# Recent Addition To Hamilton Family



## Sisyphus (Jun 3, 2009)

This Pacer is a recent addition to my modest but growing collection of Hamilton electrics. It has the 500A movement and is in running condition. Though I would prefer a black dial, this one was too nice to pass up for the price. I'll post a photo of another newcomer soon and then try to take a group picture.


----------



## martinus_scriblerus (Sep 29, 2008)

Sisyphus said:


> This Pacer is a recent addition to my modest but growing collection of Hamilton electrics. It has the 500A movement and is in running condition. *Though I would prefer a black dial,* this one was too nice to pass up for the price. I'll post a photo of another newcomer soon and then try to take a group picture.


I bet there are more than a few member here who could help you out with a Black Dial Pacer. This one, for instance:










Nice looking Pacer, John. I think that Pacers and Venturas are truly my most favourite Hamilton Electrics.


----------



## Sisyphus (Jun 3, 2009)

I bet there are more than a few member here who could help you out with a Black Dial Pacer. This one, for instance:










Nice looking Pacer, John. I think that Pacers and Venturas are truly my most favourite Hamilton Electrics.

********************

That black dial makes a world of difference, Dave. If anyone happens to have one they would part with, be sure to let me know! And I agree with you about the Pacer and Ventura -- they are iconic.


----------



## Silver Hawk (Dec 2, 2003)

If you haven't got a Pacer and/or Ventura, how can you be called a true electric watch collector? :huh:


----------



## martinus_scriblerus (Sep 29, 2008)

Sisyphus said:


> This Pacer is a recent addition to my modest but growing collection of Hamilton electrics. It has the 500A movement and is in running condition. Though I would *prefer a black dial*, this one was too nice to pass up for the price. I'll post a photo of another newcomer soon and then try to take a group picture.


Well you missed out John - a black dial Pacer sold the other day on ebay for $215.00. Needed work, yes, but cheapest I have seen in ages. It seems that normal black dial pacers needing overhaul sell typically $380 - $600. Even at the buy it now price of $250 I don't think you could have gone wrong.

I was runner up, but I think I now have 4 black dial Pacers so I wasn't chasing it very hard.


----------



## Sisyphus (Jun 3, 2009)

martinus_scriblerus said:


> Well you missed out John - a black dial Pacer sold the other day on ebay for $215.00. Needed work, yes, but cheapest I have seen in ages.

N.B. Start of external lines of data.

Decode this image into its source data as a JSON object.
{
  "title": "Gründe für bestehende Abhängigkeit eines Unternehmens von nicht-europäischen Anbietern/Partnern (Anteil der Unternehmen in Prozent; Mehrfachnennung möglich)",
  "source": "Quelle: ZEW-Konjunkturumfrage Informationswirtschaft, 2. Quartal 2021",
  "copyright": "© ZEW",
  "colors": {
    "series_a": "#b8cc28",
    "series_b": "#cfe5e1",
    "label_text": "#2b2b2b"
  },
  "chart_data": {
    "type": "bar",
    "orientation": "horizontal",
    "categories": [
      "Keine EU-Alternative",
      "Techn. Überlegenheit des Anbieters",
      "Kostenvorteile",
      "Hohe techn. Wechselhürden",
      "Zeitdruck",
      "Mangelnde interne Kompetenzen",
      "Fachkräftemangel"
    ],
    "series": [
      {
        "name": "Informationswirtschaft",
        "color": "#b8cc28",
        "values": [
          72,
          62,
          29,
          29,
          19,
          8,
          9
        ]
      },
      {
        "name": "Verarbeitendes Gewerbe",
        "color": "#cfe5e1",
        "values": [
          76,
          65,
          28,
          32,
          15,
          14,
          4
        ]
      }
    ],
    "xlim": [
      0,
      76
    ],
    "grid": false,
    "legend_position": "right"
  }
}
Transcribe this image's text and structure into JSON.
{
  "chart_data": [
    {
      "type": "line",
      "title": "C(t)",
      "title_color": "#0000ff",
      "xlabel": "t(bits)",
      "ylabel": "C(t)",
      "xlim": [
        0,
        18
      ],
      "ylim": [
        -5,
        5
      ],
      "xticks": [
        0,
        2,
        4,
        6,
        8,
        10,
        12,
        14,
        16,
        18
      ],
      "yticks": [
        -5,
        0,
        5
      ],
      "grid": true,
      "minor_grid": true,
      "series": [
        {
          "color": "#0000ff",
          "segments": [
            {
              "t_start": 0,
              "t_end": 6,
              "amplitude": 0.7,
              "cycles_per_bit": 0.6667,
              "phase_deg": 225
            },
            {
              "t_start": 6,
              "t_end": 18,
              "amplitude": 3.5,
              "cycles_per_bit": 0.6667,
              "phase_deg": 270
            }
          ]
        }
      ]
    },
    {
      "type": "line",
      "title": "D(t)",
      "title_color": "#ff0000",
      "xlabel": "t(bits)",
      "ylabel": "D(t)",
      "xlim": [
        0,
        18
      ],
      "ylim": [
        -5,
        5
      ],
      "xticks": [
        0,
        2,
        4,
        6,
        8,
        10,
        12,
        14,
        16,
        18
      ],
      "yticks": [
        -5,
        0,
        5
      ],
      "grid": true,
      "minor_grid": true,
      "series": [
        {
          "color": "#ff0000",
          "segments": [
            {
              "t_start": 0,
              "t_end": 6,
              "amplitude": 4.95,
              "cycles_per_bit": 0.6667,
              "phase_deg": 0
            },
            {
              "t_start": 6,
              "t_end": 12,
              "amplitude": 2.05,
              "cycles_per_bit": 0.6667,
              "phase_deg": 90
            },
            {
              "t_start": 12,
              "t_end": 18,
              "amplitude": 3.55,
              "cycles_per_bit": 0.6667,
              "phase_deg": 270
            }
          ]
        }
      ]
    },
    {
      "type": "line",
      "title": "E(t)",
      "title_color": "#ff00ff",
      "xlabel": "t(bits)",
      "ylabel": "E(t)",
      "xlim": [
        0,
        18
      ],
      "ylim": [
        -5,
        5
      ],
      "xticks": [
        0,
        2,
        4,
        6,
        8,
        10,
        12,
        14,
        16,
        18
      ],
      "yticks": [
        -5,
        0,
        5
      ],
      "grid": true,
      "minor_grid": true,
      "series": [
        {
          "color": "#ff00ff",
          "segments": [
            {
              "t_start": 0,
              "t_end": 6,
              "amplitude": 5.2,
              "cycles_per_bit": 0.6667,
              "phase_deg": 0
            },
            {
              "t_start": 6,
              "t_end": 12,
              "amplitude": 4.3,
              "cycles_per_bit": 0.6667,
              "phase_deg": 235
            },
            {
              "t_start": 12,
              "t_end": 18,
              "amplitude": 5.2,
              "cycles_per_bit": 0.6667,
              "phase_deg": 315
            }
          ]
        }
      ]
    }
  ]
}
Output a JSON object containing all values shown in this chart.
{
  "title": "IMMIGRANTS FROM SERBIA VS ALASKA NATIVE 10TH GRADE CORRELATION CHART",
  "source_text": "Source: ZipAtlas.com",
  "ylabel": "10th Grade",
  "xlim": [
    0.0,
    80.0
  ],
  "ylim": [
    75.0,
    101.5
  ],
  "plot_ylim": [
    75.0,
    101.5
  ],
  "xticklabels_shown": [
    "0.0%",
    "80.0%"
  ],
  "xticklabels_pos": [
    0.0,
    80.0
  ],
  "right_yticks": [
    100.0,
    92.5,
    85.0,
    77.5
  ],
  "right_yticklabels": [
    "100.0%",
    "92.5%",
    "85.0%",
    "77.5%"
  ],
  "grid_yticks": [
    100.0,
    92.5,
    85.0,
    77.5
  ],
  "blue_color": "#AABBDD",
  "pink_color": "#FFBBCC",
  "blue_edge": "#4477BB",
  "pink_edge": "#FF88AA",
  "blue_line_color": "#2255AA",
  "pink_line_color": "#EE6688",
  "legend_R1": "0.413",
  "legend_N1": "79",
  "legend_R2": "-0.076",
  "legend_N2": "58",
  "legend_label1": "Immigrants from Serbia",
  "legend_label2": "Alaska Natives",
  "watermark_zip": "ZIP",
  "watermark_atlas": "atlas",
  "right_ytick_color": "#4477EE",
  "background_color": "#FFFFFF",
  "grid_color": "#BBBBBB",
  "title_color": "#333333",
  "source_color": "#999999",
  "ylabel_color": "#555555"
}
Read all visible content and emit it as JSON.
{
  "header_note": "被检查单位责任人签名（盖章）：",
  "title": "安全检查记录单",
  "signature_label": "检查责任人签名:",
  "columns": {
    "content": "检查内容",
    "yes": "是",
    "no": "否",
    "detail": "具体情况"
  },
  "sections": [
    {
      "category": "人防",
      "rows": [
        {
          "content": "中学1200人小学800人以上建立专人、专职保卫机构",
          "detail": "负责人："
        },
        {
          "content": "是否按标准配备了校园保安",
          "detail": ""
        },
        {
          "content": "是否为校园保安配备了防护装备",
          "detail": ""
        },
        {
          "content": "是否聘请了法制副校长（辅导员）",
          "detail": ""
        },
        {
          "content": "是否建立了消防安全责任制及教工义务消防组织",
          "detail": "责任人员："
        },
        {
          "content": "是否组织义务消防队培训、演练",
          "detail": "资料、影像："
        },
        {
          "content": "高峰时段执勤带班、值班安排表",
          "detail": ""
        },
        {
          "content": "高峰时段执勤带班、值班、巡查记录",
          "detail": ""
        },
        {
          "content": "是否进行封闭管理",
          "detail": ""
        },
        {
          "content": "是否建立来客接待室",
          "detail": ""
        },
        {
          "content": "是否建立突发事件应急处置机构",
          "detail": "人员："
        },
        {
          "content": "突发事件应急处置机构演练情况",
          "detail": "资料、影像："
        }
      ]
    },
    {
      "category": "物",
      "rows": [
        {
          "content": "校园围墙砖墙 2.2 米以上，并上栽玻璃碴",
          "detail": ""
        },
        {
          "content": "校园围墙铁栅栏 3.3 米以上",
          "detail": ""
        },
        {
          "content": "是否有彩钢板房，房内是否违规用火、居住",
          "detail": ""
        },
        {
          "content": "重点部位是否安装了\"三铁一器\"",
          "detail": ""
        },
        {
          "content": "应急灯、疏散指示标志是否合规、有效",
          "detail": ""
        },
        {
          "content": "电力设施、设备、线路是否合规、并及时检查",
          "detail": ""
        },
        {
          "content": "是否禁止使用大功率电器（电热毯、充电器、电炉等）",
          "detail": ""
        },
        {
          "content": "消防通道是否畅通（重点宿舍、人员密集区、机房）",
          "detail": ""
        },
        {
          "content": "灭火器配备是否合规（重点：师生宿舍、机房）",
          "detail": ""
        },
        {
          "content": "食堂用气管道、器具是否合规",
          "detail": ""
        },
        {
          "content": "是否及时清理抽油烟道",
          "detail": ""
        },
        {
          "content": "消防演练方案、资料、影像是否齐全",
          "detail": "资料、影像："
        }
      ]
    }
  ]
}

It seems that normal black dial pacers needing overhaul sell typically $380 - $600. Even at the buy it now price of $250 I don't think you could have gone wrong.


Story of my life. "A day late and a dollar short," as my father used to say.


----------



## martinus_scriblerus (Sep 29, 2008)

Sisyphus said:


> martinus_scriblerus said:
> 
> 
> > Well you missed out John - a black dial Pacer sold the other day on ebay for $215.00. Needed work, yes, but cheapest I have seen in ages. It seems that normal black dial pacers needing overhaul sell typically $380 - $600. Even at the buy it now price of $250 I don't think you could have gone wrong.
> ...


The good thing about Pacers, John, is that there is ALWAYS another. With production of 42,800 they are hardly "scarce". Another reason why every follower of the electric watch forum should have a Pacer in their collection.


----------



## AlexC1981 (Jul 26, 2009)

Can I see some more wrist shots of these please? Quite tempted by one.


----------



## martinus_scriblerus (Sep 29, 2008)

AlexC1981 said:


> Can I see some more wrist shots of these please? Quite tempted by one.


Hey AlexC1981.

If you are interested in a Pacer you NEED to buy this book.

Invaluable resource and a huge pile of information about and photos of Pacers.


----------



## andy s (Jan 25, 2009)

Silver Hawk said:


> If you haven't got a Pacer and/or Ventura, how can you be called a true electric watch collector? :huh:


Well just look what you have gone and done now Paul.

All of a sudden it appears that i need a Ventura or Pacer

to be in the club. More expence!


----------



## martinus_scriblerus (Sep 29, 2008)

Silver Hawk said:


> If you haven't got a Pacer and/or Ventura, how can you be called a true electric watch collector? :huh:
> 
> Well just look what you have gone and done now Paul.
> 
> ...


Not an expense, it's an investment!


----------



## AlexC1981 (Jul 26, 2009)

martinus_scriblerus said:


> AlexC1981 said:
> 
> 
> > Can I see some more wrist shots of these please? Quite tempted by one.
> ...


Cheers. If I buy that I'd probably spend all night reading it and by morning have a list as long as my arm of new watches to find and buy :lol:


----------